The Queen's love for corgis is notorious, but less well-known is that most of them were descended from a single corgi named Susan. She was given Susan as a present for her 18th birthday, and when the last of Susan's line — the 14th generation Willow — died in 2018, she marked the end of an era (via Smithsonian). The queen stopped breeding them because she didn't want any to outlive her, and that's true love. She loved the dogs so much that there was a series of rules put in place for their meals, too.

Former chef Darren McGrady talked to HELLO! about the dogs' special menu, and said their menu was designed by their Sandringham keeper, Mrs. Fennick. They would be served an alternating menu of beef, chicken, lamb, and rabbit, poached and chopped to make sure there were no bones. Some days rice or cabbage would be added, and sometimes, they were served the rabbits brought back from William and Harry's hunting expeditions out onto the estate. The Queen — who traditionally kept about 12 dogs — would even feed them herself, after her tea.

This food is always given as a gift at Christmas

Not surprisingly, there are a ton of old traditions that are still followed in the royal family, and one of those includes giving Christmas gifts to staff.

Harper's Bazaar says this long-running, food-related Christmas tradition dates back to Queen Elizabeth's grandfather, George V. He was the one who first gave royal staffers a Christmas pudding for the holidays, and it's a gift-giving tradition that continues… albeit in a slightly modified form.

Between palace staff, employees at the Court Post Office, and Palace Police, the royals give out about 1,500 puddings every December. For a long time, the puddings were sourced from Fortnum & Mason, the royal grocer. In more recent years, the royals have started shopping at Tesco. For our American friends, that's sort of like giving everyone a fruitcake (but one that you actually want to eat) you bought at Wegmans. Some staff — like long-time employees and some staffers stationed at Buckingham Palace and Windsor Castle — get something a little extra, but Christmas puddings? It might not sound like much, but they're actually pretty delicious.

Waste not, want not

When the royal family isn't visiting abroad or hosting massive state dinners, some of the rules are a little different.
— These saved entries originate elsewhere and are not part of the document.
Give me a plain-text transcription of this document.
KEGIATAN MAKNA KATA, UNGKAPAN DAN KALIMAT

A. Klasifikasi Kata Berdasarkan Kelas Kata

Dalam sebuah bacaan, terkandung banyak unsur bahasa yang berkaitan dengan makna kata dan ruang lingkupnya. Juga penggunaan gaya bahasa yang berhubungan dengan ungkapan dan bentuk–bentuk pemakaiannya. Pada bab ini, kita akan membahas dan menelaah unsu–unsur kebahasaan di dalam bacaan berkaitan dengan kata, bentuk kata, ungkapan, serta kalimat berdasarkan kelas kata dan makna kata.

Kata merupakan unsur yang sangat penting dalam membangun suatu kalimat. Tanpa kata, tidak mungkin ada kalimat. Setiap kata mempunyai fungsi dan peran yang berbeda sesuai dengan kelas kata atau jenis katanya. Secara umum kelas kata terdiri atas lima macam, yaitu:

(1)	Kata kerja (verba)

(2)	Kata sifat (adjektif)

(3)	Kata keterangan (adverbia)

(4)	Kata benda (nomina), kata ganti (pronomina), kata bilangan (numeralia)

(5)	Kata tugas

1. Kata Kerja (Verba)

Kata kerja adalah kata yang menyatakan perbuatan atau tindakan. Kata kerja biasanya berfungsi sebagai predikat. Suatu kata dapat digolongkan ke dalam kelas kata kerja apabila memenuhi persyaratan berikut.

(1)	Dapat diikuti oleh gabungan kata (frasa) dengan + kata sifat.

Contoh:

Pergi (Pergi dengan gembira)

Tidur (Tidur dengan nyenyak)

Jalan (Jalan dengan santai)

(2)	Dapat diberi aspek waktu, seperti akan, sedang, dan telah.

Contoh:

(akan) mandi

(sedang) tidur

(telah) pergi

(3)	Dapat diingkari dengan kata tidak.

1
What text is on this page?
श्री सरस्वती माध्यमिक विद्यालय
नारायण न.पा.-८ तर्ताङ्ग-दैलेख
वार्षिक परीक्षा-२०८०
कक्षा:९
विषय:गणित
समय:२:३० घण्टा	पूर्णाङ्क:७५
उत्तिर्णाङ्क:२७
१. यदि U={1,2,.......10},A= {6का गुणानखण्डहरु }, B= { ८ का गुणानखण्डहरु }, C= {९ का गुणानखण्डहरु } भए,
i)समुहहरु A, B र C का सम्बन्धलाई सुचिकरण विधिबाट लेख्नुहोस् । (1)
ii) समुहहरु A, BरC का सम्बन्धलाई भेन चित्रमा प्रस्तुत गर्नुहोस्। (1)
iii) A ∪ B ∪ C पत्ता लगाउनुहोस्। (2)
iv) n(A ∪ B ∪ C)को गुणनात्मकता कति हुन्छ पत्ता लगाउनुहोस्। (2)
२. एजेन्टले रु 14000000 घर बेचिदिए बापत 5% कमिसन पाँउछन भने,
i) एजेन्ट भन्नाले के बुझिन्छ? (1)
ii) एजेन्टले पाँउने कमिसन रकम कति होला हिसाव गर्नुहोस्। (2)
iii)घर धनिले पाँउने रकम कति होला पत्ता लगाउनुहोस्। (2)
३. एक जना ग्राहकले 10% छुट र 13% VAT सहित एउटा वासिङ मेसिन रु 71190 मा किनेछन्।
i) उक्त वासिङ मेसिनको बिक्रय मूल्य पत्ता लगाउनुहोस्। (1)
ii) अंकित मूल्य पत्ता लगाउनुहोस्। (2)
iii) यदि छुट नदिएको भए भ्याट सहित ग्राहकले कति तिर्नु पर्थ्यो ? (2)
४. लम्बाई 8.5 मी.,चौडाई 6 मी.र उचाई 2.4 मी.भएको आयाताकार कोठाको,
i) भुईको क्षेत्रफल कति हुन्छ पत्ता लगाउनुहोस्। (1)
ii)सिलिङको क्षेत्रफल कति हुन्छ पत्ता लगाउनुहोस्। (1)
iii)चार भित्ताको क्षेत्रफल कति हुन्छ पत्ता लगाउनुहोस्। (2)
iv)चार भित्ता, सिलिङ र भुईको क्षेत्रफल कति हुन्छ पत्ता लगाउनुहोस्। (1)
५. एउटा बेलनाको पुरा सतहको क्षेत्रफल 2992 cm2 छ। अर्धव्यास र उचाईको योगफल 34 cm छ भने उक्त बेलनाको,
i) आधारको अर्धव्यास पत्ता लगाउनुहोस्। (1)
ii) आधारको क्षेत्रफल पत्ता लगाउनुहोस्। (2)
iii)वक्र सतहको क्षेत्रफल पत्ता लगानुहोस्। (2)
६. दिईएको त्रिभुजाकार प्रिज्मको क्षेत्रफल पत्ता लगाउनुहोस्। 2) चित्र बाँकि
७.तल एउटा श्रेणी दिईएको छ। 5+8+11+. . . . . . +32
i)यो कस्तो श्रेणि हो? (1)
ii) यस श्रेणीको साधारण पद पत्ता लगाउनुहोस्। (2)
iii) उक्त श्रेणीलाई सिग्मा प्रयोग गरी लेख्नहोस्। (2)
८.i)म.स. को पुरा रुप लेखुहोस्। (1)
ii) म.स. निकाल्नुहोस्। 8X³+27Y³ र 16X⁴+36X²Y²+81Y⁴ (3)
When former chef Darren McGrady shared (via the Vancouver Sun) what it was really like behind the scenes at the royals' more private meals (like some prepared at Windsor's kitchen, pictured here), he also shared something pretty surprising: they're actually quite frugal.

While the Queen gave only the best to her dogs and horses, she scrimped when it came to her own meals — something McGrady says she likely learned from living through World War II. Her frugal nature was so extreme at times that she would squeeze a bit of lemon juice on a dish, then send the lemon back to the kitchen to be saved for the next time.

Another former chef, Carolyn Robb, told Racked that when left to plan their own meals, Charles and Diana had very strict rules about how nothing was allowed to go to waste. Tupperware was a staple kitchen item, because one night's roast was the next night's shepherd's pie.

That's a pass on the caviar

If you expect royal dinners to be all caviar and steaks, you might be surprised to find that's not always the case. Former chef Carolyn Robb talked to Racked about just what got served up to royals like Charles, Diana, William, and Harry when it was time for just small, private meals, and it was hearty food that's familiar to everyone. They preferred game they killed themselves in hunts during the day, vegetables from their gardens, and wild mushrooms gathered from the property. When it came to what they actually wanted to eat, it was small portions of hearty meals, and best of all? There were no fancy dinner settings.

Robb says when they were out of the public eye, it was roast chicken and fish fingers for the boys, who sometimes pushed their way into the kitchen themselves to whip up some spaghetti bolognese. And when it was just the family, meals were often on trays in front of the fire, with presumably no rules about which forks were off-limits.